Game Demos May Hurt Overall Sales?

Puzzle Clubhouse and industry analyst CEO Jesse Schell gave a fascinating speech during DICE last week, and if you have twenty minutes of free time I suggest giving it a listen.

While he makes many valid, interesting points one of the more intriguing was when Schell displayed a graph that depicts game sales across the Xbox 360. (If you don’t want to watch the video in its entirety, jump to the 10:20 mark.)

Graph

The bottom line represents the sales of games that didn’t offer a trailer or demo. The second line represents games that offered a demo only, while the line above that represents games that offered both a demo AND a trailer.

Any guess as to what the top line represents? By the title of this post it’s probably obvious: the top line represents sales of games that only offered a trailer. No demo.

::mind asplode::

But once I thought about it for a solid 26 seconds or so my shock turned into “Yeah, that makes sense.” As Schell goes on to explain, a trailer (hopefully) piques curiosity of a game. Curiosity makes you want to try that game. If a demo is available, it would make more sense for you to try the demo without purchasing a full-fledged $60 game, right? So, if you try the demo and enjoy it, great — there’s a win for the game industry. Life goes on. Sales boom. Sweet.

Let’s say, though, the demo fills that curiosity meter piqued by the trailer, and once you’ve tried it, you’re no longer interested in the game. And ultimately, a purchase isn’t made. Congratulations, you have just crashed the video game industry. (I kid, I kid.) Whereas if there ISN’T a demo offered you’re “forced” to purchase the game. Granted, for true accurate data I imagine you’d have to take in rental services like GameFly and your gamer friends you like to mooch off of, but nonetheless, fascinating stuff.

What are your thoughts?

11 Comments

  1. Demos also let you know if the game is utter CRAP before you buy it. So you play the demo, see that it’s crap, and don’t buy it. The trailer shows you all the cool stuff, so you buy the game thinking it’s all cool stuff, and find out that the stuff in the trailer doesn’t happen in the game, and that the game is actually crap.

    The difference? $60.

    • Righto! It’s like, if you’re going to put out a demo make sure it serves its purpose to YOUR benefit. I remember a lot of folks complaining about the RE6 demo, and now Capcom is all butthurt because of the sales numbers.

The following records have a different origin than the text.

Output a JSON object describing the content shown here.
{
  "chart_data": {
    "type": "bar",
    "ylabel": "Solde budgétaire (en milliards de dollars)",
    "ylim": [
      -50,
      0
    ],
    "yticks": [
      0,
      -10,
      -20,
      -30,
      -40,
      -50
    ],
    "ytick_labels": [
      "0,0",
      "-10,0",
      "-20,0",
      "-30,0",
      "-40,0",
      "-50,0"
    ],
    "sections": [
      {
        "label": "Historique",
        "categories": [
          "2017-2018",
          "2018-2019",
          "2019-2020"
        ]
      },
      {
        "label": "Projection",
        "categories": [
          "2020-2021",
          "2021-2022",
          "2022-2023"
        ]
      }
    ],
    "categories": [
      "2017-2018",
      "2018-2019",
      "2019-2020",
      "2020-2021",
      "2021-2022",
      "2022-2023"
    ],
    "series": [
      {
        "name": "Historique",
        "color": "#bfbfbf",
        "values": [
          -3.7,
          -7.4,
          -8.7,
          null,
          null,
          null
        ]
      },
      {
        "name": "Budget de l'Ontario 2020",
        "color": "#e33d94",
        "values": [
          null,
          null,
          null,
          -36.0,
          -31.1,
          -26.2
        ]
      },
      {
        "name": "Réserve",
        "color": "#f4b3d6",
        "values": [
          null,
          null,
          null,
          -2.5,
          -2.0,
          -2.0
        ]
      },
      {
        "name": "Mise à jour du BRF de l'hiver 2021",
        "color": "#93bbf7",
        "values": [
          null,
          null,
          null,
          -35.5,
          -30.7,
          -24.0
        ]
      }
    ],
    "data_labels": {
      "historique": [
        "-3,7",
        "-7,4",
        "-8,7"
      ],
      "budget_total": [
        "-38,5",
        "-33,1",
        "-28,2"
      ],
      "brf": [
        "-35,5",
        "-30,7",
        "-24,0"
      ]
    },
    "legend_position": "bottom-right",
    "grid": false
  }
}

  2. My thought is, if a game isn’t worth playing for more than the Demo, it’s not worth $60 for. I remember playing demos for games all the way back to Medievil with Playstation Underground discs. It was fun, but it didn’t feel right. Didn’t buy it. Same disc had Spyro the Dragon and Metal Gear Solid. Both games were fun, exciting, and both got bought.
    Same with Rachet and Clank 2; that demo literally got me into the series. I also bought DownHill Domination because of that same demo disc with R&C2.

    I honestly don’t BUY games anymore unless I get a demo, or play it at a friend’s house.

    So I’m gonna go ahead and call bullshit. Demos aren’t what’s hurting game sales.

    Lackluster games devoid of any satisfaction are. What that chart does NOT account for is how many people enjoyed the game they purchased. How many people beat it. Replayed it. That’s what matters to me, as a gamer who has to spend money that could go towards, for example, a movie.
    Why a movie? Because I’ve dropped $60 on games and played them for less than the run-time of movies. I paid six times as much to sit at home and be frustrated for two hours than to sit in a theatre, being entertained.
    And if a movie fails to entertain me, that’s only $10 lost; $50 less than a game.

    So I’ll say it again. Demos don’t hurt game sales; they help people who play games make better informed decisions.

  3. It really does make perfect sense, and I fit the mold perfectly of the top line. The only demo I’ve played in like the last bazillion years was Dead Space 3 and that was simply because I thought there might be some reward in the new game that comes from it. Through my own research and watching gameplay videos I can figure out if a game is for me or not, most of the time.

    Not to mention I love opening up that brand new wrapped game and experiencing the game right then and there, which I think demos would kind of take away from.

  4. Makes sense. Demos are supposed to be just that… a demo of a game you’re deciding on. If the demo doesn’t do it for you, you won’t buy it.

    Some games transcend that trend, of course. The super-anticipated titles will sell no matter what, but for those hanging over the edge, that demo is make-or-break. Usually, “break.”